I. Noção. — 1º A doutrina da potência e ato é fundamental na teologia escolástica. Ela é tomada de Aristóteles, de quem caracteriza a filosofia ontológica. As ideias platônicas, de ordem puramente formal, não explicavam a mudança essencial às coisas (Kaufmann, Étude de la cause finale, trad. Deiber, Paris, 1898, p. 24); eram, além disso, obtidas por um método não científico, a dialética. Aristóteles buscou encerrar o ser móvel nele mesmo dentro dos conceitos. Suas categorias, extraídas por abstração e análise dos dados experimentais, são aptas a serem revertidas sobre as coisas: primeiro progresso. Mas, se elas representam uma intelectualidade imanente às coisas, representam-na ainda de uma maneira estática. Daí, para se modelar sobre o movimento do universo tanto quanto é possível, a necessidade da potência (δύναμις) e do ato (ἐνέργεια) e da passagem de um ao outro. A doutrina das causas (ver este termo) enriquece-se pelo próprio fato com três causas novas: o fim, a matéria e a causa eficiente. Potência e ato dividem todas e cada uma das categorias.

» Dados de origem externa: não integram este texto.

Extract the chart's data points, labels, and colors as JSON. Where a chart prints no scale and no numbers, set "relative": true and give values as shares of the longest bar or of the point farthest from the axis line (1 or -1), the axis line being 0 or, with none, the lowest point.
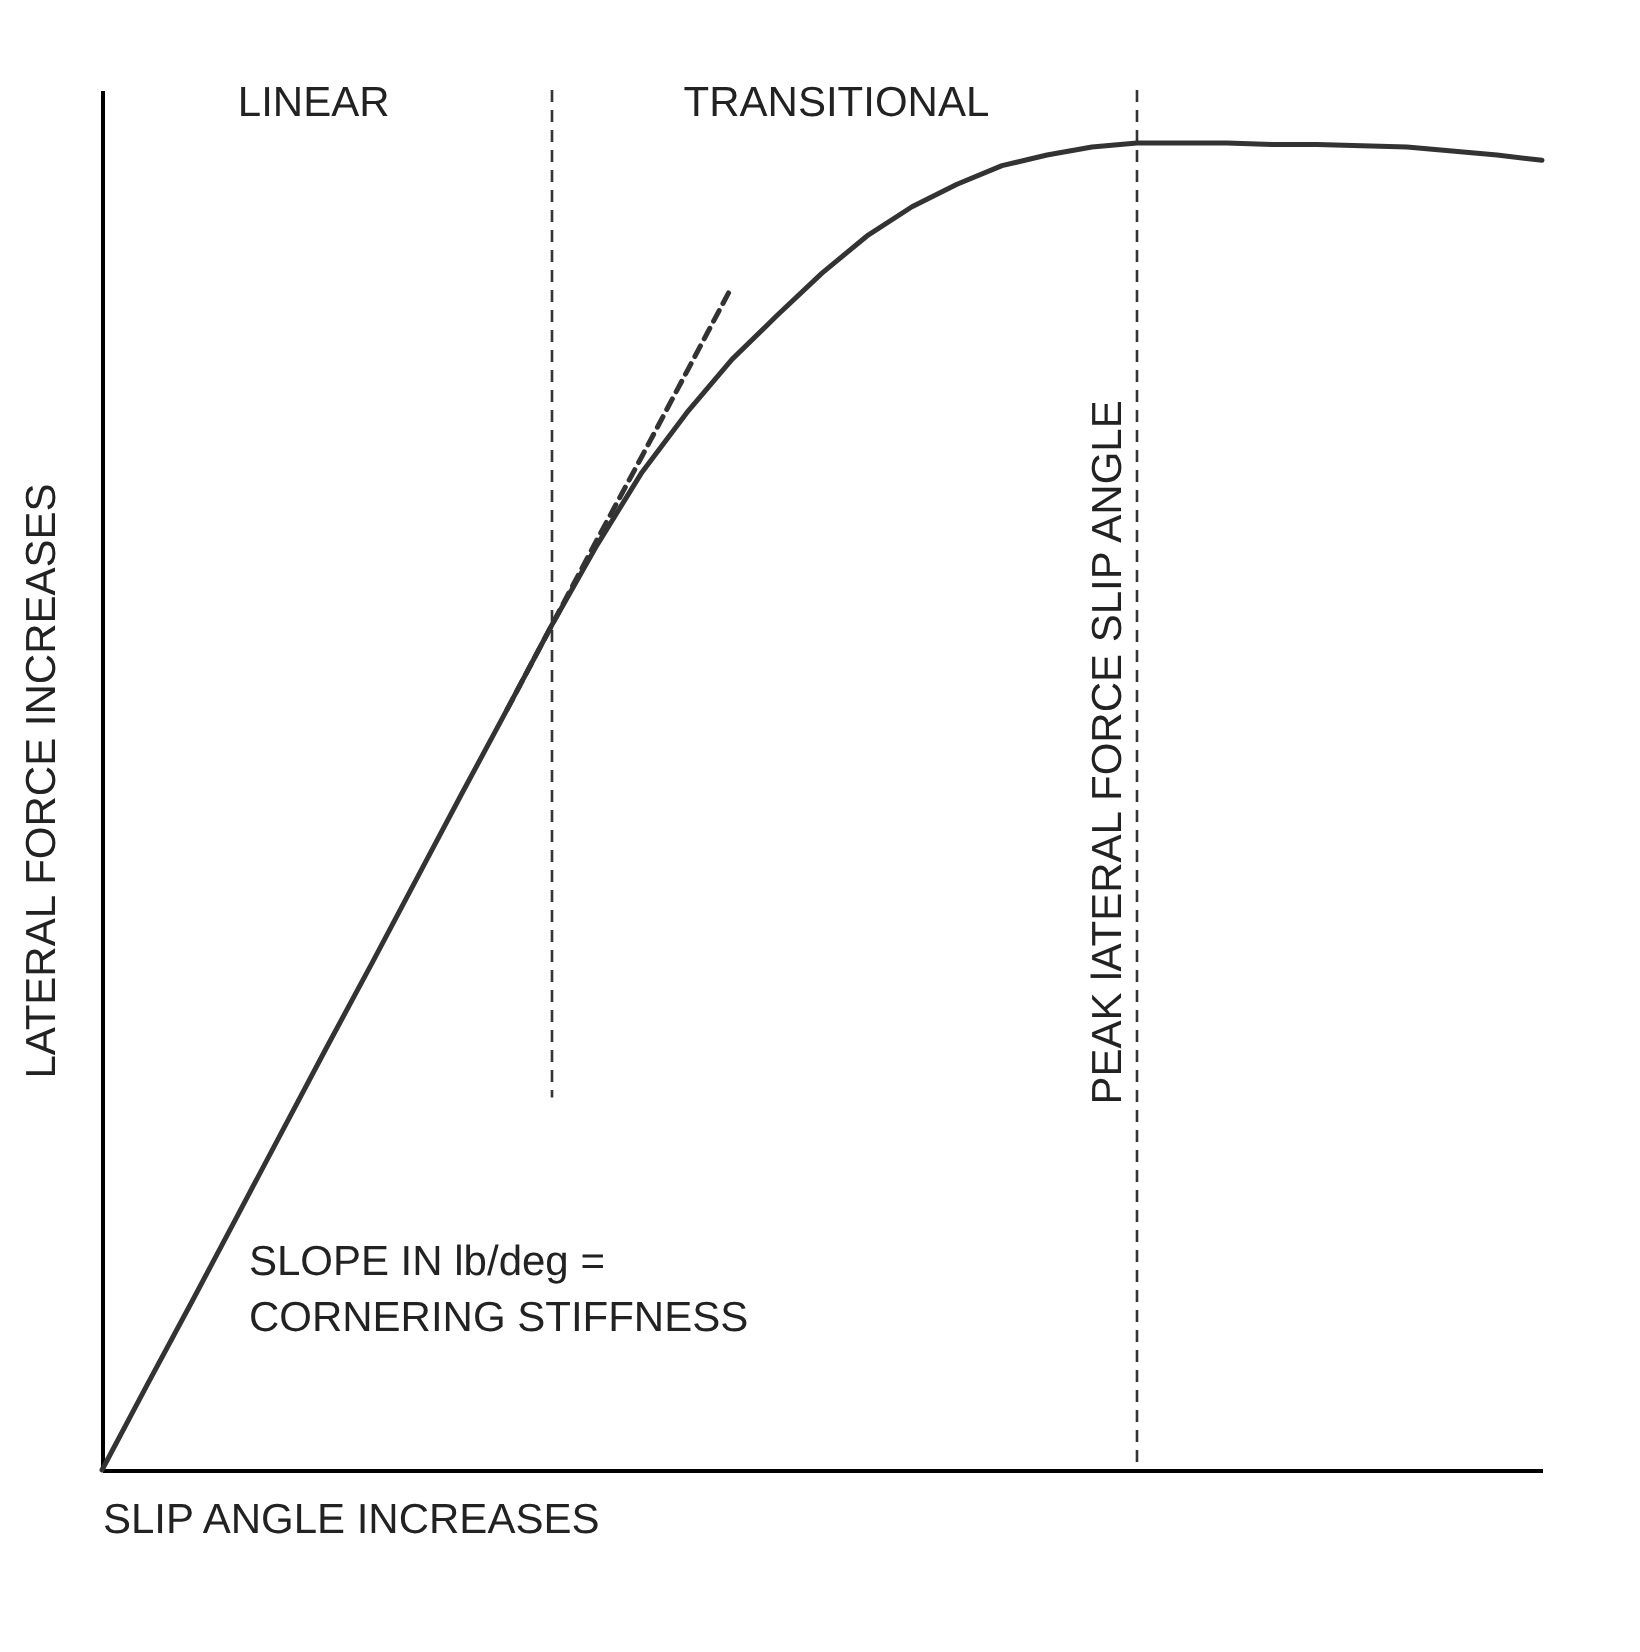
{
  "chart_data": {
    "type": "line",
    "relative": true,
    "xlabel": "SLIP ANGLE INCREASES",
    "ylabel": "LATERAL FORCE INCREASES",
    "categories": [
      null,
      null,
      null,
      null,
      null,
      null,
      null,
      null,
      null,
      null,
      null,
      null,
      null,
      null,
      null,
      null,
      null,
      null,
      null,
      null,
      null,
      null,
      null,
      null,
      null,
      null,
      null,
      null,
      null,
      null,
      null,
      null,
      null
    ],
    "tick_labels": false,
    "series": [
      {
        "color": "#333333",
        "values": [
          0,
          0.064,
          0.127,
          0.191,
          0.255,
          0.319,
          0.382,
          0.446,
          0.51,
          0.573,
          0.637,
          0.697,
          0.752,
          0.797,
          0.837,
          0.87,
          0.902,
          0.93,
          0.952,
          0.969,
          0.983,
          0.991,
          0.997,
          1.0,
          1.0,
          1.0,
          0.999,
          0.999,
          0.998,
          0.997,
          0.994,
          0.991,
          0.987
        ]
      },
      {
        "color": "#333333",
        "line_style": "dashed",
        "values": [
          null,
          null,
          null,
          null,
          null,
          null,
          null,
          null,
          null,
          0.573,
          0.637,
          0.701,
          0.764,
          0.828,
          0.892,
          null,
          null,
          null,
          null,
          null,
          null,
          null,
          null,
          null,
          null,
          null,
          null,
          null,
          null,
          null,
          null,
          null,
          null
        ]
      }
    ],
    "annotations": [
      "LINEAR",
      "TRANSITIONAL",
      "SLOPE IN lb/deg =\nCORNERING STIFFNESS",
      "PEAK lATERAL FORCE SLIP ANGLE"
    ]
  }
}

2º Ato significa originariamente o movimento de um ser. «Dentre todos os atos, o mais conhecido, o mais aparente é o movimento, uma vez que é percebido sensivelmente, e é por isso que se lhe deu primeiramente (primo) o nome de ato, que foi, em seguida, adaptado a outros significados.» S. Tomás, IX Metaphys., lect. III, § 2161: venit autem. «A operação é um ato: é dela que vem o nome de ato.» Ibid. Por analogia, aplicou-se para significar todo estado do ser que é oposto ao estado potencial. Tal estado, ἐνέργεια, sendo perfeito em relação ao estado oposto, recebeu o nome de ἐντελέχεια. Estes dois termos, aplicados ao ser, são sinônimos (Larges, Théorie de l’acte et de la puissance, p. 28, nota; Kauffmann, Étude de la cause finale, trad. Deiber, Paris, 1898, p. 32, nota). O termo energia, segundo se aplique ao ato segundo (ver ATO PRIMEIRO E ATO SEGUNDO), isto é, à operação, — ou ao ato primeiro, isto é, à perfeição (enteléquia) que determina uma pura potência a ser (existência) ou a ser o que ela é (forma), traduzir-se-á por actio ou por actus na língua de Santo Tomás. Cf. Revue thomiste, 1º ano, n. 6, Gardeil, Note sur l’emploi du mot ἐνέργεια dans Aristote.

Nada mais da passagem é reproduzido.